Previously, Sunnyvale, Calif.-based Yahoo’s online store operators weren’t able to participate in CJ’s ad network, which places banners on publishing affiliates. Publishers are compensated with a cost-per-action fee, and CJ gets a cut for serving the ad and acting as a clearinghouse for publisher-merchant transactions.
The deal is a big win for Commission Junction, which has been aiming to boost income. The affiliate marketer recently changed several of its pricing policies and abandoned the pay-per-click model in a bid to reach profitability by the end of the year.
For one thing, the firm last month started charging marketers more for its service, raising the previous 20 percent fee to 30 percent, with a minimum of $0.30 per lead or sale.
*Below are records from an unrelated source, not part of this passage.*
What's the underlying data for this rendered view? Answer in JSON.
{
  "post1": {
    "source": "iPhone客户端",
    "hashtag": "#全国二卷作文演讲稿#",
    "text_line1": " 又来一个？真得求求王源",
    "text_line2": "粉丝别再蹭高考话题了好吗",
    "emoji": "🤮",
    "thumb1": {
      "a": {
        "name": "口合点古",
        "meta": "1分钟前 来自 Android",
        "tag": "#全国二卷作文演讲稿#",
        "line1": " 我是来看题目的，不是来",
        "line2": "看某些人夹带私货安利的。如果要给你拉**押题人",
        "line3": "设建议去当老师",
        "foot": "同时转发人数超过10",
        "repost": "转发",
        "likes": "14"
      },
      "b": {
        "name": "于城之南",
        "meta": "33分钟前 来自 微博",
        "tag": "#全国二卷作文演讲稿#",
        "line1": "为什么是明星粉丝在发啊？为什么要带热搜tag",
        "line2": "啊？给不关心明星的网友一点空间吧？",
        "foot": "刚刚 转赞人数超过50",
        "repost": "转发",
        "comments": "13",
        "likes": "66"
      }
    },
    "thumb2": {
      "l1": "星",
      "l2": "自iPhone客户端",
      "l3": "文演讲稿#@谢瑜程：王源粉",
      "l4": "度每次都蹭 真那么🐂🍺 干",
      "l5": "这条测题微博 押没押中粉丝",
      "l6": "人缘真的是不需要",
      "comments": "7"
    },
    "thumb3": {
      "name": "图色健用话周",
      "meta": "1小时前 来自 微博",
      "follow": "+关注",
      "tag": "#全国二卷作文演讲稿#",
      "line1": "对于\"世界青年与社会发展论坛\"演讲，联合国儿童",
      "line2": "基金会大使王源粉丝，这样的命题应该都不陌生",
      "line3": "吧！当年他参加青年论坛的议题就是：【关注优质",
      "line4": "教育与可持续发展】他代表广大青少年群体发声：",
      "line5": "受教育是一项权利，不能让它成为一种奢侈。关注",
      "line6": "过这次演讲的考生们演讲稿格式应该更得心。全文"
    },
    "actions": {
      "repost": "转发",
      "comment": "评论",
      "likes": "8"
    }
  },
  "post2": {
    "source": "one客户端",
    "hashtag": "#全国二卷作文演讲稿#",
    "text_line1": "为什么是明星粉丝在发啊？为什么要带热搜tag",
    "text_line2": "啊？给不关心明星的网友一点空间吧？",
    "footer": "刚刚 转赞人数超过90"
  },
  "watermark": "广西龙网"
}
In late January, Commission Junction increased its network access fee — a one-time fee charged to advertisers to use the service — to $1,295, a 60 percent increase.
Those changes were aimed at increasing revenue per advertiser by eliminating all but the largest spenders — saving costs associated with infrastructure and low-paying CPC advertisers.
Now, by offering an affiliate program to Yahoo’s approximately 13,200 merchants, Commission Junction is again looking to boost income, this time by increasing the number of its potential marketing clients. And with its earlier limits in place, it’s aiming to bring in only high-paying advertisers.
“We are pleased to be working with Yahoo to bring Commission Junction’s pay-for-performance ad network to Yahoo Store merchants,” said Lex Sisney, who is chief executive and co-founder at Santa Barbara, Calif.-based Commission Junction. “Our marketing services will enable Yahoo Store merchants to increase the reach, effectiveness and accountability of their online advertising.”
Yahoo, meanwhile, describes the offering as a way to help merchants better their marketing efforts. That’s key to the company’s new vision, as outlined by newly minted chief executive officer and chairman Terry Semel, who routinely says he sees a large chunk of Yahoo’s future revenue coming from fees — like those charged to merchants to set up online stores.
“Commission Junction’s online advertising services add yet another powerful tool to the extensive suite of offerings provided by Yahoo Store to enable merchants to build successful businesses online,” said Sara Hicks, a producer at Yahoo Store. “Our agreement with Commission Junction supports our goal of offering innovative, sophisticated marketing solutions to enable our store merchants to acquire new customers and grow sales.”